Von Golden Promise zu Laureate
Ausgezahlt haben sich Engagement, Hingabe und Ressourcen sowie die hohen Investitionskosten der Unternehmen bei früheren Gerstensorten, wie z. B. „Prisma“, „Puffin“, „Derkado“ und „Maris Otter“ bis hin zu „Golden Promise“ und „Chariot“. Dabei hat sich das Tempo, mit dem neuere Sorten frühere Generationen ersetzen, spürbar beschleunigt. Während die Züchtung mit dem klangvollen Namen „Golden Promise“ von Mitte der 1960er Jahre an etwa zwei Jahrzehnte lang die Vorherrschaft der Gerstensorten innehatte, hat „Optic“ im Jahr 2000 den bisherigen Spitzenreiter „Chariot“, dessen Marktanteil Mitte der 1990er Jahre noch bei 45 Prozent lag, von der Spitze verdrängt. Und während in den 2000er Jahren auf den schottischen Feldern noch die Gerstensorten „Optic“ sowie die nachfolgende Sorte „Concerto“ vorherrschten, ist die Whiskyindustrie inzwischen auf die ertragreichere Züchtung „Laureate“ umgestiegen. Diese erhielt 2017 die volle MBC-Zulassung und hält derzeit über 50 Prozent des britischen Marktes für Sommergerste. Doch „Laureate“ bekommt ihrerseits Konkurrenz von den Neuzüchtungen „LG Diablo“ und „KWS Sassy“, deren Marktanteile bereits ansteigen.
Ertrag versus Qualität
Bei den Versuchen nach immer mehr widerstands- und leistungsfähigeren Gerstensorten steht ganz klar der Ertrag im Vordergrund. Der Ertrag für die Landwirte in Form von Erntemenge pro Acre und für die Brennereien in Form von Litern reinen Alkohols pro Tonne (LPA/t). Die Sorte „Optic“ zum Beispiel liefert rund 415 LPA/t, „Golden Promise“ dagegen nur 380 bis 395 LPA/t. Zwar sieht das Prüfprogramm für neue Gerstensorten eine Qualitätsuntersuchung des daraus hergestellten Spirits vor, jedoch wird dieser Qualität nicht die gleiche Bedeutung beigemessen wie dem Ertrag, da die Ansicht vorherrscht, dass die verschiedenen Gerstensorten keinen Einfluss auf den Geschmack des Spirits haben. Und hier genau liegt das Problem für einige Brennereien.

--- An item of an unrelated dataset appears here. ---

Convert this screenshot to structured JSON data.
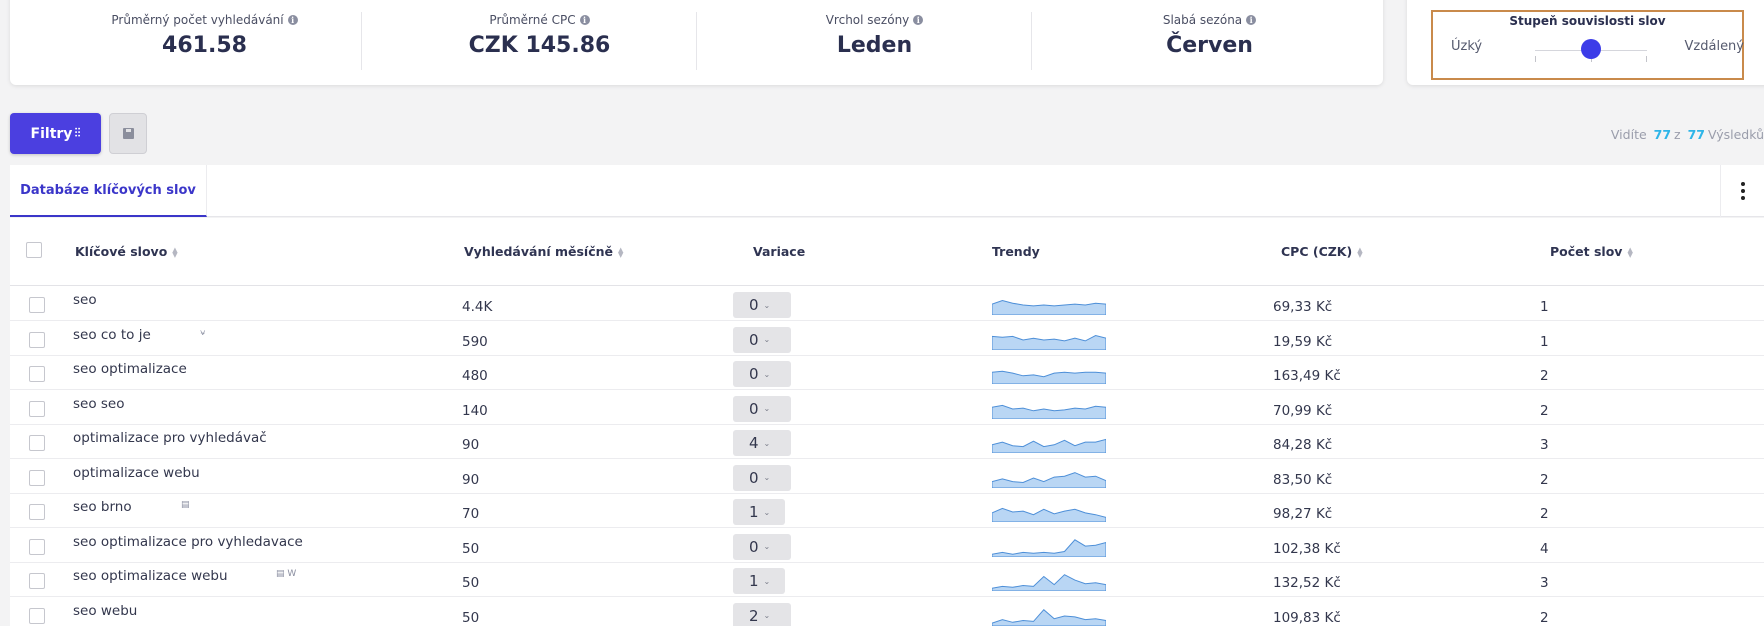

Denn sie sind der Meinung, dass der Geschmack und die Qualität des Spirits zunehmend dem Ertrag dieser neuen Hochleistungs-Gerstensorten gewichen sind. Für sie sind neben den üblichen Getreide- und Biskuit-Noten diese Neuzüchtungen nicht mehr in der Lage, spezifische Aromen oder Geschmacksrichtungen in den Spirit einzubringen. So ist ein interessanter Trend zu beobachten, dass einige Produzenten vermehrt auf die früheren, bewährten Sorten – wie „Maris Otter“ oder „Golden Promise“ – zurückgreifen und wieder mehr Wert auf den Geschmack als auf den alleinigen Ertrag legen. Bestärkt wird ihr Handeln von der Wissenschaft. Denn jüngsten Ergebnissen einer Studie zufolge wirken sich die Gerstensorte und ihr geografischer Standort (Umwelt) sehr wohl auf den Geschmack des New Make Spirits aus, was den Einfluss des „Terroirs“ der Gerste bei der Herstellung von Single Malt Whisky bestätigt. Ob diese Erkenntnis zukünftig auch Einfluss auf die Auswahl neuer Gerstensorten haben wird, bleibt abzuwarten.